District Profile: CD 04

I’m profiling each of the State Supreme Court’s new Congressional Districts in the Philadelphia area, looking at their voting behavior and their demographics. Today, the new District 04.

District 04 covers Montgomery county, in Philadelphia’s suburbs. This county had been among the most gerrymandered in the state, and saw the biggest changes under the Supreme Court’s map. It’s a politically diverse county, and chopping it up provided a huge boon to the Republicans. It’s a swing-y county, and gets national attention as a pivotal suburb that seems to be trending Democratic.
The county combines Democratic neighborhoods in the southeast with Republican neighborhoods in the northwest. However, that doesn’t end up being the relevant distinction to make. The northwest neighborhoods are sparsely populated, and represent very few votes. Instead, the most important distinction is between the heavily Democratic suburbs just outside of Philadelphia–Elkins Park, Glenside, Abington–and the marginally Democratic suburbs in the center. The GOP strategy had been to waste the votes of the former by lumping them in with all-Democrat Philadelphia, while distributing the latter with Republican districts to create safe-but-not-too-safe Republican districts.

Here’s how the county used to be divided. It includes Goofy’s head of the famed former District 7.

The new district is reliably Democratic.
The county is predominately White and higher income. The racial exception is Norristown, and the wealth exception is the more rural area in the northwest.
Turnout in 2016 came disproportionately from the inner suburbs. That’s where the population is, but also has the highest turnout per resident.
 This November is a Gubernatorial election. The turnout falls, but proportionately less than in the rest of the state. It also falls less in the southeast, so those neighborhoods are *even more* important in elections for Governor.
As I’ve pointed out in every one of these profiles, the Trump vote closely matches the Sanders vote. The district went 59-41 for Clinton over Sanders, a bigger Clinton win than the state overall. That was largely driven by the southeast.
The racial cross-tabs are less interesting for this district than others, mostly because it’s so White. Perhaps most interesting is the stability of Hillary’s primary numbers across races; she doesn’t seem to have done quite so well in Black neighborhoods in the county as she did in Philadelphia.

District Profile: CD 05

This week, I’m profiling each of the State Supreme Court’s new Congressional Districts, looking at their voting behavior and their demographics. Today, the new District 05.

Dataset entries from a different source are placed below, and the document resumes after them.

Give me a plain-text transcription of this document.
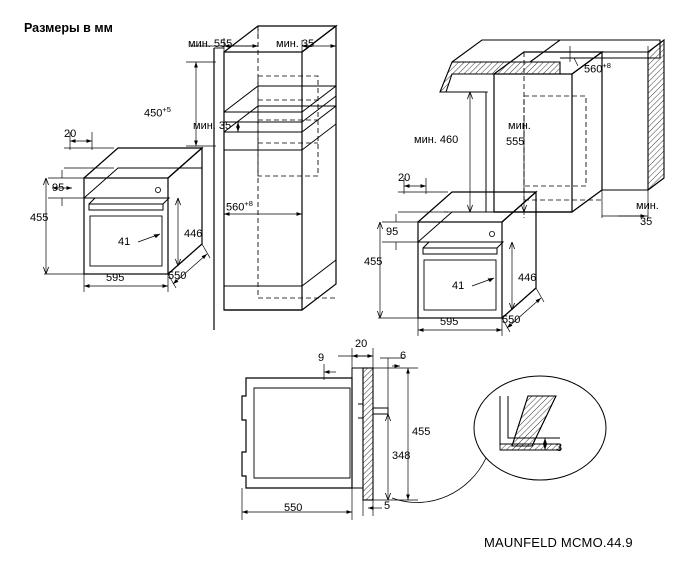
Размеры в мм
20
95
455
41
446
595	550
мин. 555	мин. 35
$450^{+5}$
мин. 35
$560^{+8}$
20
95
455
41
446
595	550
$560^{+8}$
мин. 460
мин.
555
мин.
35
20
9	6
455
348
550	5
3
MAUNFELD MCMO.44.9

District 05 is the first district we’re looking at that stretches outside of Philadelphia. In total, 80% of its population comees from Delaware County, 16% from Philadelphia, and 4% from Montgomery. (That area in South Philly is deceiving; much of it is industrial and has no population).

The district contains portions of Bob Brady’s old District 1, which used to stretch out to Chester in order to gerrymander Democratic votes together. It is much less gerrymandered now, though still doesn’t have any Republican strongholds.
Turnout for the district is high, running six percentage points higher than the state as a whole. That largely is due to the wealthiest suburbs, where 70-80% of the over-18 population votes.
They also fall off less than the rest of the state between Presidential and Gubernatorial elections.
Again, much of the interesting story of the district is in the 2016 Democratic Primary. The district voted largely for Clinton, with a pattern that we saw in other Districts: Black neighborhoods overwhelmingly supported Clinton, wealthier White neighborhoods still supported her by around 20 percentage points, and middle income White neighborhoods and students swung the hardest towards Bernie (though still ended up at close to an even split).

This district displays the largest over-representation of White voters that we’ve seen so far; they represent 64% of the population, but 69% of the vote in 2014. We will see if that continues in this high-attention Gubernatorial race this November.